Sunday, June 26, 2005
Janet and I extend a hearty thanks to Julia and John, who hosted a fine, fine NYC bloggers’ party at their home on Friday night, thereby giving me a second chance to meet all the accomplished bloggers I was originally supposed to meet for dinner in Chelsea back on May 19, and giving Janet her first chance to meet real live bloggers, ever. These are people—and dogs—who really know what they’re doing with the medium, and who can make me feel like a dabbler (but they didn’t! they’re too nice for that). There was some debate over whether I’d actually had an emergency appendectomy that day, or had blown off the gathering in order to go to the opening night of Star Wars III: Wholly Sith, so I had to provide clear and compelling evidence of abdominal surgery before anyone would let me near the food. Then I had to promise that I would not permit any more of my internal organs to explode for the remainder of the evening, and I was given a small sign to wear, which read, “It has been 36 days since the last accident on this site.”
OK, that last part about the sign is not true.
But what a spread!
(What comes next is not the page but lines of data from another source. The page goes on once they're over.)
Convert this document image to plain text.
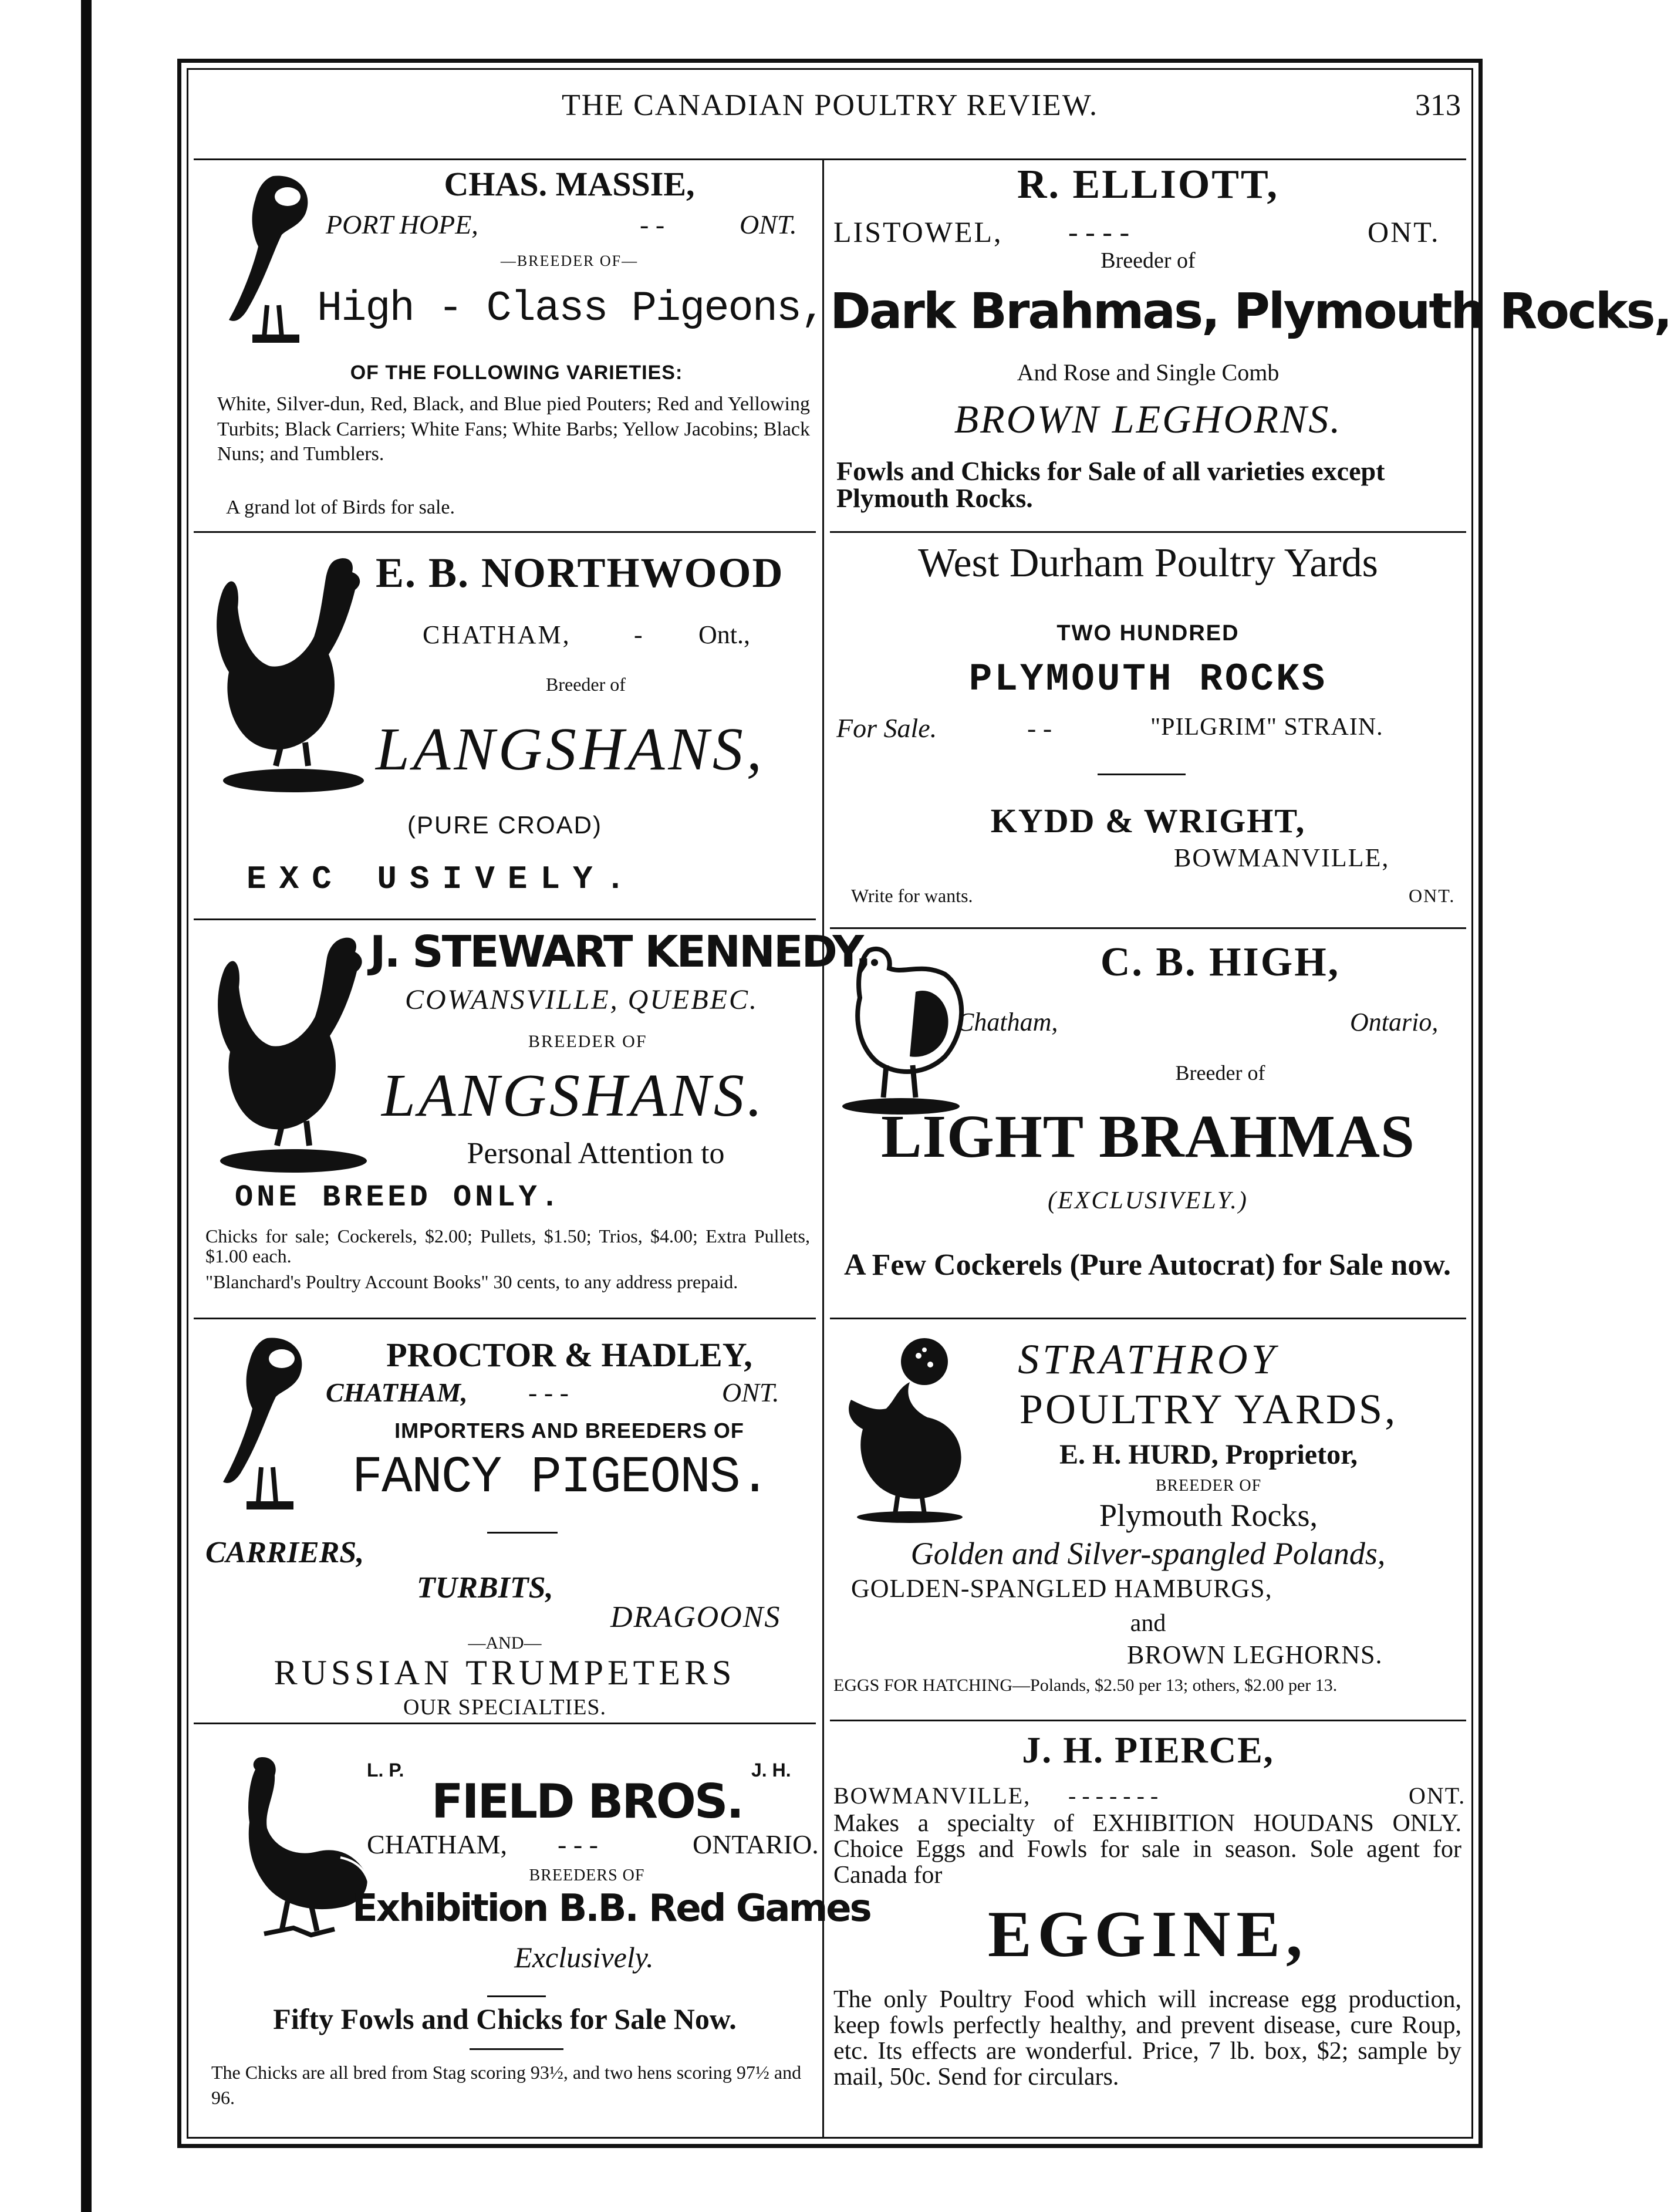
THE CANADIAN POULTRY REVIEW.	313
CHAS. MASSIE,
PORT HOPE,	- -	ONT.
—BREEDER OF—
High - Class Pigeons,
OF THE FOLLOWING VARIETIES:
White, Silver-dun, Red, Black, and Blue pied Pouters; Red and Yellowing Turbits; Black Carriers; White Fans; White Barbs; Yellow Jacobins; Black Nuns; and Tumblers.
A grand lot of Birds for sale.
R. ELLIOTT,
LISTOWEL, - - - -	ONT.
Breeder of
Dark Brahmas, Plymouth Rocks,
And Rose and Single Comb
BROWN LEGHORNS.
Fowls and Chicks for Sale of all varieties except Plymouth Rocks.
E. B. NORTHWOOD
CHATHAM, - Ont.,
Breeder of
LANGSHANS,
(PURE CROAD)
EXC USIVELY.
West Durham Poultry Yards
TWO HUNDRED
PLYMOUTH ROCKS
For Sale.	- -	"PILGRIM" STRAIN.
KYDD & WRIGHT,
BOWMANVILLE,
Write for wants.	ONT.
J. STEWART KENNEDY,
COWANSVILLE, QUEBEC.
BREEDER OF
LANGSHANS.
Personal Attention to
ONE BREED ONLY.
Chicks for sale; Cockerels, $2.00; Pullets, $1.50; Trios, $4.00; Extra Pullets, $1.00 each.
"Blanchard's Poultry Account Books" 30 cents, to any address prepaid.
C. B. HIGH,
Chatham,	Ontario,
Breeder of
LIGHT BRAHMAS
(EXCLUSIVELY.)
A Few Cockerels (Pure Autocrat) for Sale now.
PROCTOR & HADLEY,
CHATHAM, - - -	ONT.
IMPORTERS AND BREEDERS OF
FANCY PIGEONS.
CARRIERS,
TURBITS,
DRAGOONS
—AND—
RUSSIAN TRUMPETERS
OUR SPECIALTIES.
STRATHROY
POULTRY YARDS,
E. H. HURD, Proprietor,
BREEDER OF
Plymouth Rocks,
Golden and Silver-spangled Polands,
GOLDEN-SPANGLED HAMBURGS,
and
BROWN LEGHORNS.
EGGS FOR HATCHING—Polands, $2.50 per 13; others, $2.00 per 13.
L. P.	J. H.
FIELD BROS.
CHATHAM, - - -	ONTARIO.
BREEDERS OF
Exhibition B.B. Red Games
Exclusively.
Fifty Fowls and Chicks for Sale Now.
The Chicks are all bred from Stag scoring 93½, and two hens scoring 97½ and 96.
J. H. PIERCE,
BOWMANVILLE, - - - - - - -	ONT.
Makes a specialty of EXHIBITION HOUDANS ONLY. Choice Eggs and Fowls for sale in season. Sole agent for Canada for
EGGINE,
The only Poultry Food which will increase egg production, keep fowls perfectly healthy, and prevent disease, cure Roup, etc. Its effects are wonderful. Price, 7 lb. box, $2; sample by mail, 50c. Send for circulars.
I learned that it is still legal to consume carbohydrates in New York, as long as you’re not in Manhattan. (Thanks to John for the barbecued chicken and steak, too.) And just down the street was a Greek festival, to which we repaired at about ten to scarf down some “first night” baklava, loukoumades, and other delicacies. Janet and I left some time after eleven, at which point I realized I’d had a couple of dozen omnidirectional conversations about freelance writing, hockey, analytic philosophy, science fiction, the virtues of Abbey Road (and a comparison of Ringo’s work with that of Charlie Watts, on the side), the Supreme Court decision of Kelo v. City of New London, and even . . . blogging! But the blog talk wasn’t anything like ordinary shop talk. When the Nielsen Haydens talked about blogs and fanzines, and how blogs, like zines, find their audiences partly through their modes of rhetorical address, I mentioned Jon Klancher’s book The Making of English Reading Audiences, 1790-1832, which argues (among other things) that the emergent periodicals of the period offer concrete examples of Wordsworth’s insistence that writers create the taste by which they are to be enjoyed. The book is more or less an attempt to combine the minute details of reader-response theory with the broader social implications of reception theory, and not too many people have tried anything quite like it. As it happened, the Nielsen Haydens were quite familiar with Klancher’s argument. Hmmm, I thought. I wonder how many of my colleagues in the English department—aside from people who work specifically in the eighteenth and nineteenth centuries—are familiar with Klancher’s argument.
Janet was in town to check out this exhibit at the Jewish Museum, on “The Power of Conversation: Jewish Women and Their Salons.” (While she was uptown doing that, I was down in the Wall Street area having lunch with a friend from my old neighborhood in Flushing, Queens, whom I hadn’t seen in twenty-five years.) And it occurred to me as we said good night to everyone that while blogs may be more or less like the fanzines of the 1970s and 1980s, or more or less like the English periodicals of 1790-1832, the bloggers’ party was very much like a salon. Whether it was Scott Lemieux on the Calgary Flames, Mad Kane on freelance contracts, or Lindsay and Darcy on Breakin’ 2: Electric Bouzouki, conversation was sharp and witty and multitopical all at once. So thanks, everyone! Janet and I had a great time.
And, of course, thanks also to Nick, who took care of Jamie from Thursday night through Saturday afternoon (!) so that we could go have a great time.